" Such an answer certainly gives a
great color to Moore's suspicion, since it is hardly possible to
conceive that Lord Moira took on himself the responsibility of giving it
without a previous knowledge that it would be approved by his royal
master. In a constitutional point of view, there can, it will probably
be felt, be no doubt that the two lords had a right to the liberty they
required. And the very men concerned, the great officers of the
household, were evidently of the same opinion, since the chief, Lord
Yarmouth, informed Sheridan that they intended to resign, in order that
he might communicate that intention to Lord Grey; and Sheridan, who
concealed the intelligence from Lord Grey, can hardly be supposed, any
more than Lord Moira, to have acted in a manner which he did not expect
to be agreeable to the Prince.
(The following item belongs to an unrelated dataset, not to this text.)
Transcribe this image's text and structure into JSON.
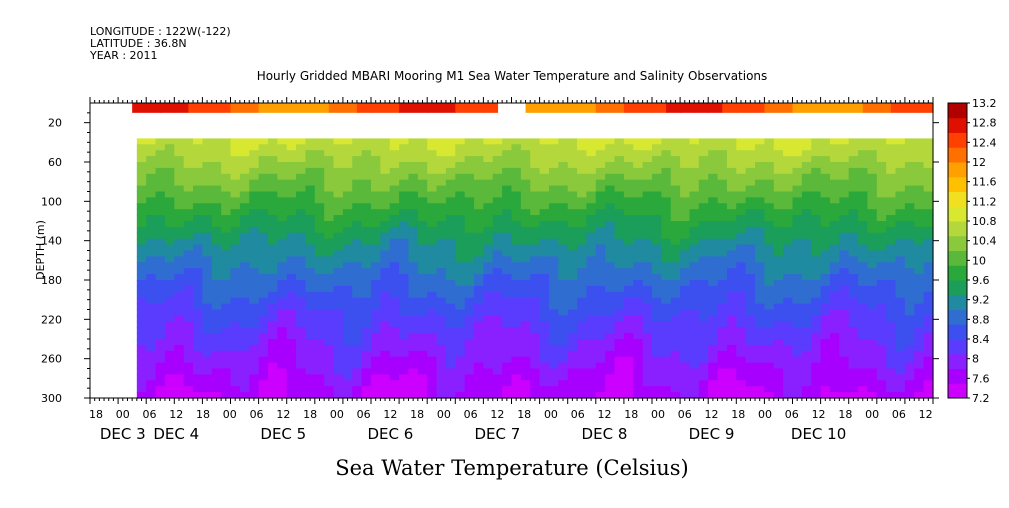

But, in Canning's opinion, this question
of the household was only the ostensible pretext, and not the real
cause, of those two lords rejecting the Regent's offers; the real cause
being, as he believed, that the Prince himself had already named Lord
Wellesley as Prime-minister, and that they were resolved to insist on
the right of the Whig party to dictate on that point to the Regent,[170]
just as, in 1782, Fox had endeavored to force the Duke of Portland on
the King, when his Majesty preferred Lord Shelburne.